When Brewster Higley wrote his poem, the prairie was already rapidly disappearing.

James Butler “Wild Bill” Hickok was marshal of Abilene; buffalo herds were being slaughtered by the thousands and the animals’ carcasses left to rot on the prairie.

Tiny colonies of settlers sprung up across the state , carving chunks out the prairie into farms and towns as American Indians were displaced. And although there is some question whether Higley himself wrote this verse, which is part of the state song:

The Red man was pressed from this part of the west,

He’s likely no more to return,

To the banks of the Red River where seldom if ever

Their flickering campfires burn.

That verse, Murphey said, “shows nostalgic sadness at the disappearing of Native Americans at a time when the Indian Wars were still going on, revealing that settlers were not always at odds with their Native American neighbors, and that many pioneers felt fondness for some Indians.”

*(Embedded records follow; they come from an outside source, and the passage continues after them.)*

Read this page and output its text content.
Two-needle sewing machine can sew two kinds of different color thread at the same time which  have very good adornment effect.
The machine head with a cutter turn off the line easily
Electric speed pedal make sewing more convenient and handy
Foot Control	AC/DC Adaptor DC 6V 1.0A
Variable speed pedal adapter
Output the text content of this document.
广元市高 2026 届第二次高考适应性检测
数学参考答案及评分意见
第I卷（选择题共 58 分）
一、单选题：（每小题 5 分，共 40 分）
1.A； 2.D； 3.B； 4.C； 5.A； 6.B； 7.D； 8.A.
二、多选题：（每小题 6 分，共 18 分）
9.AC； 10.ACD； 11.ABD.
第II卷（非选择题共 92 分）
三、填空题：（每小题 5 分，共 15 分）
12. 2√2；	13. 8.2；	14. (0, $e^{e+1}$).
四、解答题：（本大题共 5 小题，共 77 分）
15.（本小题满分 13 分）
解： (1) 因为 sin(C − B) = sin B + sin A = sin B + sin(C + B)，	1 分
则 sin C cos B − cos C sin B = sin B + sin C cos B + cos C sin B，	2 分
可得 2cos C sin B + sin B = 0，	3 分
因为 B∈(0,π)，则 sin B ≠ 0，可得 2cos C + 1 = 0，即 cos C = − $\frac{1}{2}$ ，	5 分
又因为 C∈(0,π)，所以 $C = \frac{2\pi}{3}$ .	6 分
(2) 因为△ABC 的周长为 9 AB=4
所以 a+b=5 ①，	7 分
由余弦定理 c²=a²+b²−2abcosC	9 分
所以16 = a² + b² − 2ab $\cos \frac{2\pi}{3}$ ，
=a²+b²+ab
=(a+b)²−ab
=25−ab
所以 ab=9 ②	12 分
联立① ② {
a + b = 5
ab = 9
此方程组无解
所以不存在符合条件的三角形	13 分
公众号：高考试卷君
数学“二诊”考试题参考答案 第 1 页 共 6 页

Karen Panter’s house is within a stone’s throw of the cabin. She’s lived at the site for more than two decades.

She’s seen white tail and mule deer along with flocks of turkey wander across her yard. There are signs of bob cats, pheasants, quail and owls.

“There’s a feeling of pride that goes with living here,” she said. “It represents the state. No matter where you go, people are familiar with the song.”

Go to the cabin, she says, and the silence is calming.

As far as state symbols go, it rates right up there with the John Brown painting in the state capital building, said Jim Gray.

It is iconic enough for artists and singers to make pilgrimages.

Dave Zerfas, a western balladeer from Manhattan, is one of those people.

“It paints the hopes of people who came here searching for a new life,” Zerfas said. “It is a snapshot of the idyllic prairie before the buffalo were all gone.”

“To me, that song is the dream of Kansas.”